The Best Banana Cake
1 1/2 cups sugar
150g butter, softened
3 Bananas, mashed
3/4 cup milk
1 tsp baking soda
200 ml plain natural yoghurt
2 1/2 cups plain flour
3 tsp baking powder
Lemon icing (optional)
Juice and grated zest of 1 lemon
2-2 1/2 cups icing sugar
Preheat the oven to 160C, spray a 23cm cake tin.
Beat sugar and butter together until creamy and pale. Add eggs and beat until thick and creamy and well incorporated. Add bananas and mix in well.
Heat milk in microwave or stove top until hot. Stir baking soda into milk and then stir into banana mixture. Add yogurt, flour, and baking powder. Mix well and pour into prepared cake tin.

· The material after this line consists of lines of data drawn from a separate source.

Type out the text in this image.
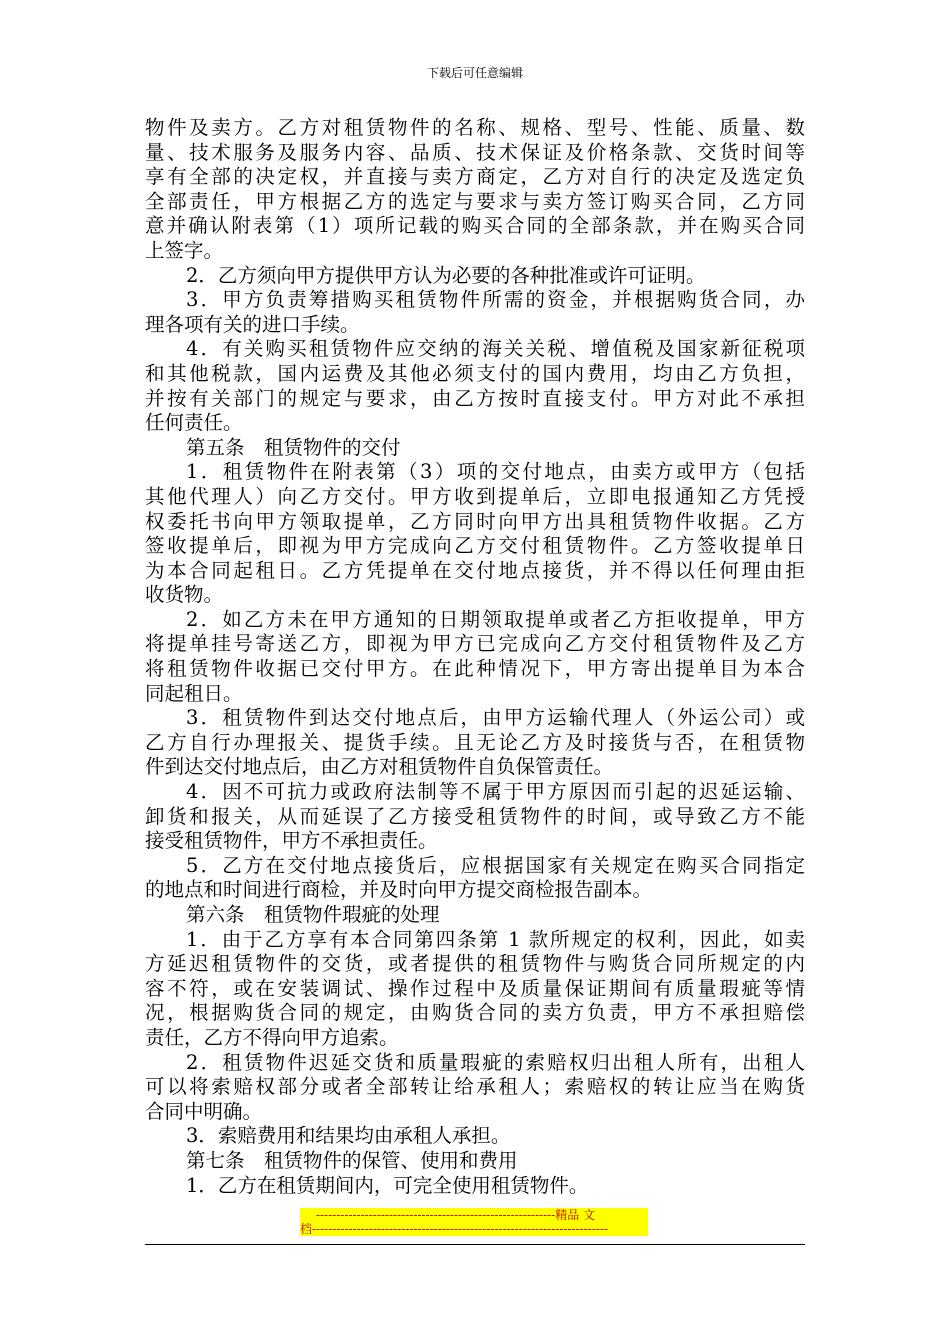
下载后可任意编辑
物件及卖方。乙方对租赁物件的名称、规格、型号、性能、质量、数
量、技术服务及服务内容、品质、技术保证及价格条款、交货时间等
享有全部的决定权，并直接与卖方商定，乙方对自行的决定及选定负
全部责任，甲方根据乙方的选定与要求与卖方签订购买合同，乙方同
意并确认附表第（1）项所记载的购买合同的全部条款，并在购买合同
上签字。
2．乙方须向甲方提供甲方认为必要的各种批准或许可证明。
3．甲方负责筹措购买租赁物件所需的资金，并根据购货合同，办
理各项有关的进口手续。
4．有关购买租赁物件应交纳的海关关税、增值税及国家新征税项
和其他税款，国内运费及其他必须支付的国内费用，均由乙方负担，
并按有关部门的规定与要求，由乙方按时直接支付。甲方对此不承担
任何责任。
第五条　租赁物件的交付
1．租赁物件在附表第（3）项的交付地点，由卖方或甲方（包括
其他代理人）向乙方交付。甲方收到提单后，立即电报通知乙方凭授
权委托书向甲方领取提单，乙方同时向甲方出具租赁物件收据。乙方
签收提单后，即视为甲方完成向乙方交付租赁物件。乙方签收提单日
为本合同起租日。乙方凭提单在交付地点接货，并不得以任何理由拒
收货物。
2．如乙方未在甲方通知的日期领取提单或者乙方拒收提单，甲方
将提单挂号寄送乙方，即视为甲方已完成向乙方交付租赁物件及乙方
将租赁物件收据已交付甲方。在此种情况下，甲方寄出提单目为本合
同起租日。
3．租赁物件到达交付地点后，由甲方运输代理人（外运公司）或
乙方自行办理报关、提货手续。且无论乙方及时接货与否，在租赁物
件到达交付地点后，由乙方对租赁物件自负保管责任。
4．因不可抗力或政府法制等不属于甲方原因而引起的迟延运输、
卸货和报关，从而延误了乙方接受租赁物件的时间，或导致乙方不能
接受租赁物件，甲方不承担责任。
5．乙方在交付地点接货后，应根据国家有关规定在购买合同指定
的地点和时间进行商检，并及时向甲方提交商检报告副本。
第六条　租赁物件瑕疵的处理
1．由于乙方享有本合同第四条第 1 款所规定的权利，因此，如卖
方延迟租赁物件的交货，或者提供的租赁物件与购货合同所规定的内
容不符，或在安装调试、操作过程中及质量保证期间有质量瑕疵等情
况，根据购货合同的规定，由购货合同的卖方负责，甲方不承担赔偿
责任，乙方不得向甲方追索。
2．租赁物件迟延交货和质量瑕疵的索赔权归出租人所有，出租人
可以将索赔权部分或者全部转让给承租人；索赔权的转让应当在购货
合同中明确。
3．索赔费用和结果均由承租人承担。
第七条　租赁物件的保管、使用和费用
1．乙方在租赁期间内，可完全使用租赁物件。
-----------------------------------------------------------精品 文
档-------------------------------------------------------------------------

Bake for 59-60 minutes until the cake is cooked in the middle and just pulling away from the sides of the tin. Cool in the tin for 5 minutes, then turn out onto a wire rack.
For the icing, place butter, lemon juice and zest in a small microwave proof jug or bowl. Microwave on high for 30-40 seconds until the butter is melted.
Beat in enough icing sugar to make a smooth icing. Spread over the completely cooled cake.